Matteo Salvini giudice e carnefice
Salvini scatena la sua bestia social contro il ragazzo sospettato di aver partecipato al pestaggio dell'agente di Polizia a Torino
Matteo Salvini, dopo aver formulato l’accusa via social, ha già scritto sentenza e pena per il ragazzo di ventidue anni arrestato perché sospettato di essere coinvolto nel pestaggio del poliziotto ventinovenne durante la manifestazione di Torino in solidarietà al centro sociale Askatasuna.
Insomma, Matteo Salvini è tutto: politico, giudice e carnefice. Una sintesi perfetta di quello che tanto piace alla destra che proprio in questa chiave sta tentando di modificare la Costituzione italiana laddove prevede l’equilibrio dei poteri.
Cioè dove sancisce che il politico fa il politico e il giudice fa il giudice, anche perché - hai visto mai - capita talvolta che il giudice sia chiamato a indagare sul politico e magari pure a giudicarlo, a condannarlo.
Ma la questione non è questa, ché tanto i politici con le varie eccezioni procedurali l’immunità ce l’hanno nei fatti già bella che garantita, la questione è l’uso strumentale, elettorale, propagandistico della giustizia e su questo la condotta - cattiva condotta - di Matteo Salvini è esemplare.
La sua bestia social sempre pronta a gonfiare la pancia del popolo bue saltando a piè pari ogni garanzia, ogni prassi, ogni conquista di civiltà giuridica.

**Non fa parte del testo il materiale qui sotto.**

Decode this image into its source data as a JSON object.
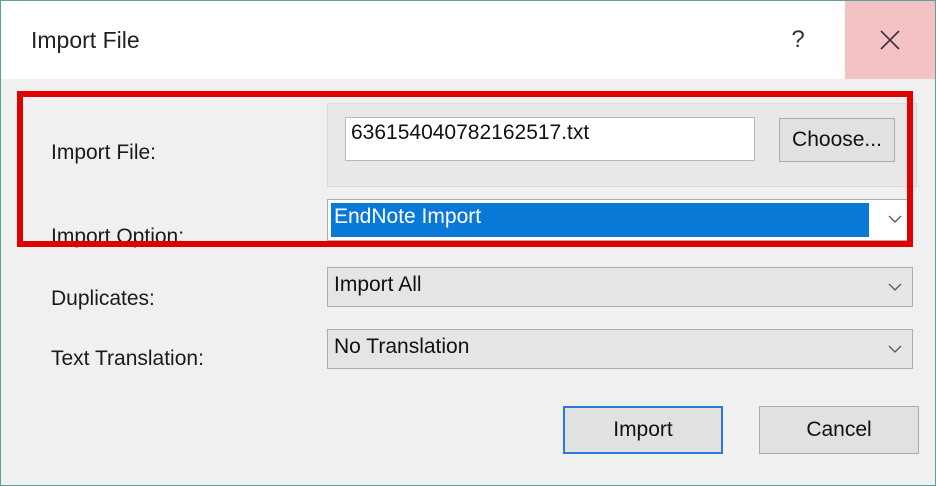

Quindi il ragazzo grossetano di ventidue anni non merita avvocati, non merita quella perdita di tempo che è un processo e non merita neppure i gradi di giudizio che la legge prevede.

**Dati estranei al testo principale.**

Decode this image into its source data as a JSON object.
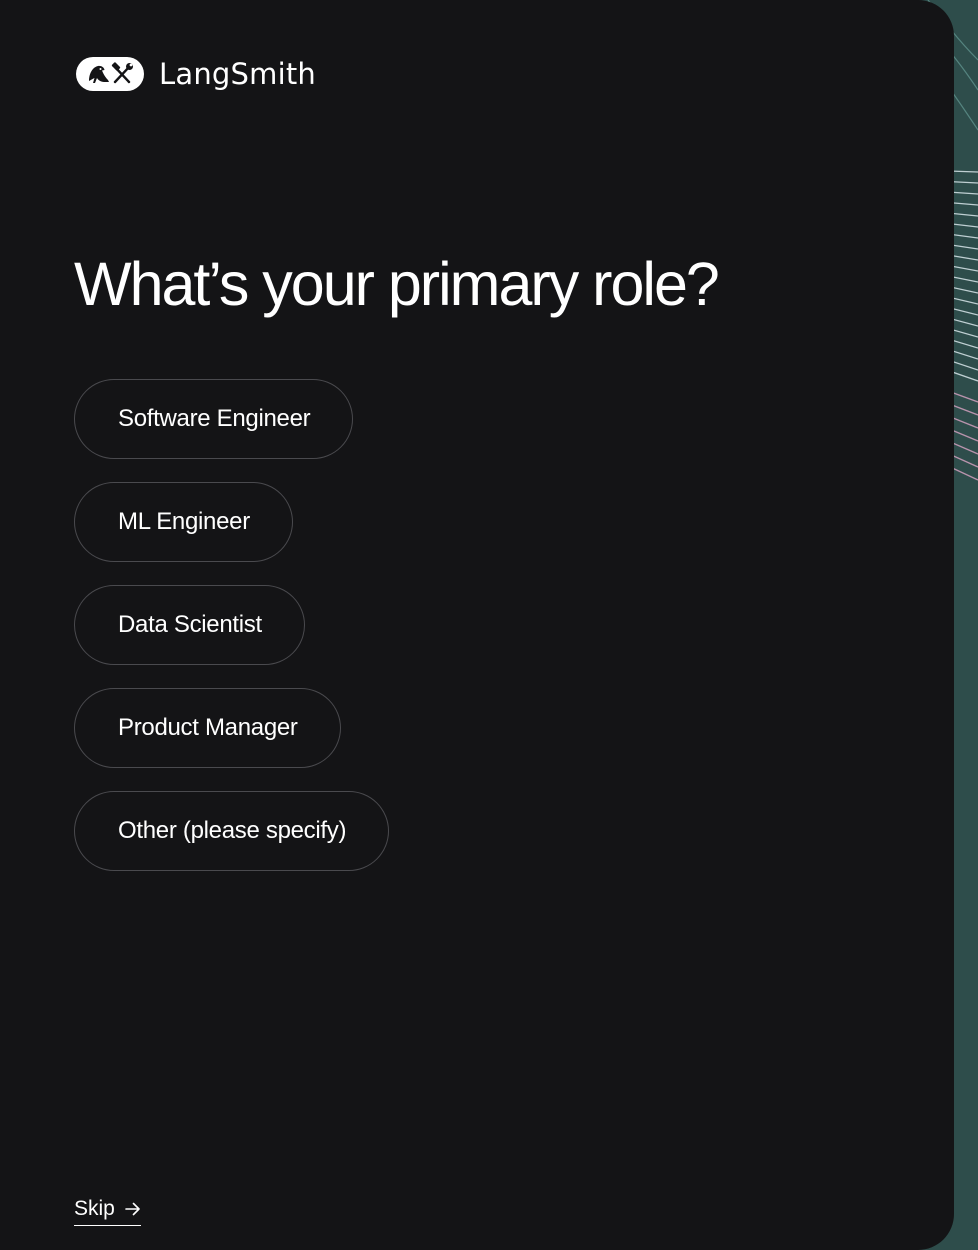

Matteo ha sentenziato: è colpevole, colpevole di tentato omicidio. Da dodici a ventiquattro anni di carcere. Chi ne sa ha già scritto che la fattispecie di reato non è quella, ma poco conta perché a stabilirlo deve essere un giudice libero da ogni condizionamento. Non il tribunale dei social. Non un politico al tramonto con fame di consenso e di poltrone.




Usano troppo spesso questi episodi per fare propaganda ed accusare sempre subito la sinistra (quale sinistra poi?!?)
Non sono le persone che manifestano pacificamente, di qualunque idea, ad attizzare queste situazioni. Sono gruppi esterni voluti. Importante per i politici incensarsi in ogni occasione!